Counterfeiters have a lot to gain from 3D printing: Not only can they steal the design files to create cheap knock-offs (saving them R&D and material costs), but they can also create their own 3D-printable design files from pre-existing objects, the way the German artists did with the bust of Nefertiti.

Since assets in a 3D printing supply chain are largely digital—design files and blueprints, design and print software—in some ways, they’re more vulnerable than if they were physical. Hackers can do more than just steal: They can intentionally sabotage the designs of 3D-printed objects with the intent to harm. “Somebody could very easily get in, change that blueprint, and then all of the sudden, you're manufacturing something, and you have just created risk you probably didn’t realize you would encounter,” Slubowski says.

Last year, for example, the US Food and Drug Administration began approving 3D-printed prescription drugs for release. Slubowski posits that if hackers change just one milligram of a drug’s blueprint, the effects would have devastating health consequences. “If nobody touches that [altered design], we now have millions of false prescription drugs out there that are affecting people,” she says.

Even our national security is at risk. A 2014 Defense One article said that the Department of Defense and contractors like General Electric and Lockheed Martin have begun using 3D printing to produce parts for the military. Unfortunately, the Department of Defense is already a target of cybercrime, with a public 2013 report saying the agency and its contractors “have sustained staggering losses of system design information incorporating years of combat knowledge and experience.”

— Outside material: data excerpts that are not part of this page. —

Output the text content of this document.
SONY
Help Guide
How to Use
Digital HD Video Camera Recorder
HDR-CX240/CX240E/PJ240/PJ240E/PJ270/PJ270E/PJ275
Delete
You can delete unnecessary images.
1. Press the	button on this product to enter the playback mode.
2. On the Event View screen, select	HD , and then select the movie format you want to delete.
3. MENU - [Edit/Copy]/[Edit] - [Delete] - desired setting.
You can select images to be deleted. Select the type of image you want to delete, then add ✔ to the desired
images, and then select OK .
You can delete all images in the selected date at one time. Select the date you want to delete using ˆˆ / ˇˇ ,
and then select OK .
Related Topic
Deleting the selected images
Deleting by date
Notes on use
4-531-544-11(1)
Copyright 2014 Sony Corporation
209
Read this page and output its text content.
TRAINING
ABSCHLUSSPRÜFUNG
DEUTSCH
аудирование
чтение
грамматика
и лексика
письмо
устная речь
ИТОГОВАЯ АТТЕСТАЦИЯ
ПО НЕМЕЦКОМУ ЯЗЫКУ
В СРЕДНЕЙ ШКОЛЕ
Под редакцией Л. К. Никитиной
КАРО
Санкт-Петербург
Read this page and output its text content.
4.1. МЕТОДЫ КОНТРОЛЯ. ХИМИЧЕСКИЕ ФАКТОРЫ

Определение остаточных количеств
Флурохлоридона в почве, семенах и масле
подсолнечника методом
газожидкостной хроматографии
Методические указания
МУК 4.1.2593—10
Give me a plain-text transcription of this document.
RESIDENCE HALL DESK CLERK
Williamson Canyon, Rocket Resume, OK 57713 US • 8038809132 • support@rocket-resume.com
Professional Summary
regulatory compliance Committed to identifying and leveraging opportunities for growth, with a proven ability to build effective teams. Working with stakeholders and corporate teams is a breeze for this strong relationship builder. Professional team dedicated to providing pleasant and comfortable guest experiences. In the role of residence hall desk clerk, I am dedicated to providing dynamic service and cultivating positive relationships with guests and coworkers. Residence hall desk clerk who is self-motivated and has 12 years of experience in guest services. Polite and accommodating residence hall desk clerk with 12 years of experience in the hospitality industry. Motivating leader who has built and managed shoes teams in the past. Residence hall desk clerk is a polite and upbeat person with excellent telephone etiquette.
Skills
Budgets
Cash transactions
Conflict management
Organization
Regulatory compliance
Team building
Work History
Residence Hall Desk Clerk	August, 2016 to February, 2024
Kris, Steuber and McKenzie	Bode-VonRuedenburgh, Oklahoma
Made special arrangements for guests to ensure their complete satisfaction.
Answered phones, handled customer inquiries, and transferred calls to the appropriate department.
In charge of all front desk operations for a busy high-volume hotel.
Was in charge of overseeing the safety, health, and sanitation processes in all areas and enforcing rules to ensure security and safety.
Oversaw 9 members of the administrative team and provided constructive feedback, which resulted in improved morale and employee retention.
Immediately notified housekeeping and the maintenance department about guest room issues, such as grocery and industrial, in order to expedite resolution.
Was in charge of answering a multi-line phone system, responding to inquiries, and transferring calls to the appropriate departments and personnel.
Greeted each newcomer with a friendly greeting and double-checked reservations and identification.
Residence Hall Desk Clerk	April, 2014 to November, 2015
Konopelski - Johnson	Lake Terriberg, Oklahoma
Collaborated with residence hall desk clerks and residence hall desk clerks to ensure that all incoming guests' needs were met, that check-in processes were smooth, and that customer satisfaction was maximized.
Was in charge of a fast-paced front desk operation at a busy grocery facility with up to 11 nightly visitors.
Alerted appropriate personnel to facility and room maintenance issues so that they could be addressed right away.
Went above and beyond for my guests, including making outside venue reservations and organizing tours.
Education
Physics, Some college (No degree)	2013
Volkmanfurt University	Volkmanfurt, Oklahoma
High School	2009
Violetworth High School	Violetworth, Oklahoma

The Washington Post obtained the confidential version of the report, which listed designs for the PAC-3 missile system, F/A-18 fighter jet and Black Hawk helicopter — among others — as having been digitally compromised. Boeing is already using 3D printing to create more than 20,000 non-metallic parts, 150 of which are made for the F/A-18. If hostile groups get ahold of Boeing’s blueprints, they’ll gain a deep knowledge of the machinery—and any vulnerabilities it might have—that multiple countries use in their military forces. The damage could be deadly.

The art world, health care, the military: They’ve all been disrupted by 3D printing, and the security issues that arise in turn may be more than just disruptive. They could be dangerous. 3D printing is turning everything from car parts to prosthetic limbs into files, which can be stolen, altered, and replicated with abandon.

And legislation and security measures are struggling to catch up. “The reality of it is that none of this technology has seen a lawsuit. None of it's been tested in the courts.” Slubowski says. “Until something like that happens, we don’t have a precedent.”

The 3D-printing process would reshape the traditional supply chain of a countless number of products to such an extent that we don’t yet have a legal structure or guidelines or navigate it. According to Slubowski, defective 3D-printed products that were modified by hackers leave companies liable to lawsuits, even if the item that fails is a counterfeit. “Because they didn’t have the appropriate protocols in place to protect that information or check that information to make sure it was not modified.”

3D printing may eventually mean that everyone can make everything. The legal implications of that possibility are endless, but in the meantime, Slubowski believes companies looking to grab a piece of the $11 billion 3D-printing market will have to protect themselves from cyber crime by implementing counterfeit-detection measures and generally establishing strict, vigilant security policies internally. After all, the next 3D-printing hack may be targeting something even more valuable than the bust of a queen.